Description: |
This section (2.3.1 in this draft), is problematic as we’re trying to allow simple DFDL implementations to not do a
bunch of static checking, yet if implementations differ on when Schema Definition errors are detected, then the second
paragraph says they are converted to processing errors. This lets different implementations do very different things in
terms of how the speculative parsing back-tracks around.
Consider two cases: type checking, grammar ambiguity.
Grammar ambiguity is a very tricky case. Unless a DFDL implementation can prove a grammar to be unambiguous, then it is
very hard to say that any particular combinatino of delimiters make up a legal DFDL schema definition. If the parser
simply fails because the grammar was ambiguous, there’s no way to tell the difference between this and just broken data
without proving the grammar is unambiguous.

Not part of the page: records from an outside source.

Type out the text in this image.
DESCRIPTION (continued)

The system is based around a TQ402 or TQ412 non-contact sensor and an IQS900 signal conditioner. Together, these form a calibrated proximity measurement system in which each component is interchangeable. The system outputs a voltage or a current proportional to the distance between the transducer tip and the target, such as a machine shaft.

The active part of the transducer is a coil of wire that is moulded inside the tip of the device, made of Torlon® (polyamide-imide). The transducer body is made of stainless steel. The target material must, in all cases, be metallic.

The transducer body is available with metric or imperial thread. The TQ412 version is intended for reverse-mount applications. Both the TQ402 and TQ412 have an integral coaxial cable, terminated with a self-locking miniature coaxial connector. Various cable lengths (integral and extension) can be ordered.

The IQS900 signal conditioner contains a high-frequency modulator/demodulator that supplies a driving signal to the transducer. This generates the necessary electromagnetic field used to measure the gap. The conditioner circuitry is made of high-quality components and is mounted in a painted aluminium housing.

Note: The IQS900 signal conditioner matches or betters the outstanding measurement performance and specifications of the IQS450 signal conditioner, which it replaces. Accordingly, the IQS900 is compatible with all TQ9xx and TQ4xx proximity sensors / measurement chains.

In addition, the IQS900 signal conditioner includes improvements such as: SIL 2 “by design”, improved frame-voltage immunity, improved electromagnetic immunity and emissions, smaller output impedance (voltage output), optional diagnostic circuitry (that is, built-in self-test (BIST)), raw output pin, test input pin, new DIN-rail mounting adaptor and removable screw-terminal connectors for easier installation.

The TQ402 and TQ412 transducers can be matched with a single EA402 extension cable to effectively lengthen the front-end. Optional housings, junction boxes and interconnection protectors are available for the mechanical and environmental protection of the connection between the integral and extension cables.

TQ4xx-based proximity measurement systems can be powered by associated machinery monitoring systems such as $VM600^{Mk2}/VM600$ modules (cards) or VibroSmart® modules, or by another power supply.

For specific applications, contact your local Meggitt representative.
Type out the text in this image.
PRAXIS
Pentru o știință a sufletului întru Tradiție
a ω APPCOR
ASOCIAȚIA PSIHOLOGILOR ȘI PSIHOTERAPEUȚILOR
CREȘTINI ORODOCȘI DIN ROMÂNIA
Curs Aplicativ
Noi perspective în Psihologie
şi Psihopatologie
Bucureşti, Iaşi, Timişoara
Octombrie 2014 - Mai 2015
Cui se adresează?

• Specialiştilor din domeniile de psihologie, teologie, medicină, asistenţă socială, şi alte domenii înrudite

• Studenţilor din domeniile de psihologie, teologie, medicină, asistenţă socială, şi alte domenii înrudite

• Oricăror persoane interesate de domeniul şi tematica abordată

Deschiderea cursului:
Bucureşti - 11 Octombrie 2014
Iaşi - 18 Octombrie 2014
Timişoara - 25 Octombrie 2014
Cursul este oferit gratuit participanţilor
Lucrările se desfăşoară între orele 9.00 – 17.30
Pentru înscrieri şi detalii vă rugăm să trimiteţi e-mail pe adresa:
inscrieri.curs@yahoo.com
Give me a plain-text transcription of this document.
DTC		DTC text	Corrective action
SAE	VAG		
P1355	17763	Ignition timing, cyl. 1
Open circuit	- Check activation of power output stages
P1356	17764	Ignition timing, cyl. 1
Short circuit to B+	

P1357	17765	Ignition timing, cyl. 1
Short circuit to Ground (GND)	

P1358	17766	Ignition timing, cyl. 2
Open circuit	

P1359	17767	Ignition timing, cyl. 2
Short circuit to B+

In general it is formally undecidable whether a grammar is ambiguous or
unambiguous. (http://books.google.com/books?id=lIuu53IcKWoC&pg=PT217&lpg=PT217&dq=proving+a+grammar+is+unambiguous&source=bl&ots=wie8TAt-MT&sig=ZSD7tIwnXZIT8Ic91BWMH2H2dKg&hl=en&ei=hAQ5S5vPOIri7APc37CKBg&sa=X&oi=book_result&ct=result&resnum=10&ved=0CDAQ6AEwCQ#v=onepage&q=proving%20a%20grammar%20is%20unambiguous&f=false)
Since DFDL v1.0 doesn’t allow recursive declarations/definitions, it may be possible to provide the ambiguity or unambiguity of a DFDL schema (or rather, the data syntax grammar described by it – if you want to bother to distinguish the two), but recursion isn’t something we want to rule out for the future, so I believe the right thing is for grammar ambiguity to NOT be checked at all - i.e., DFDL implementations will just fail to parse (processing error - not a schema definition error.).
Type checking is decidable in DFDL’s expression language, so we could always detect type safety before run time; however, if we allow a simplistic DFDL implementation to
just check types at run time then this would, by the definition in this section (2.3.1), issue processing errors when it
detects these at run time, thereby allowing backtracking of the speculative parser to be driven off of type-checks in
the expression language.
This feels like a schema def error that while caught at runtime, should NOT be turned into a processing error, but
should cause the DFDL processor to "fail" in some implementation-specific way (i.e., implementations might provide ways
to recover, i.e., an implementation would likely move on to the next unit of data, hoping it won't need the part of the
schema that had the type-check problem, and hope for the best)
So, the language that says schema def errors detected at run time are converted to processing errors should be changed.
Schema def errors is a term that should be reserved for things that cause the processor to "fail", and do not cause
speculative parse backtracking through alternatives.
Processing errors should be used for all other errors. |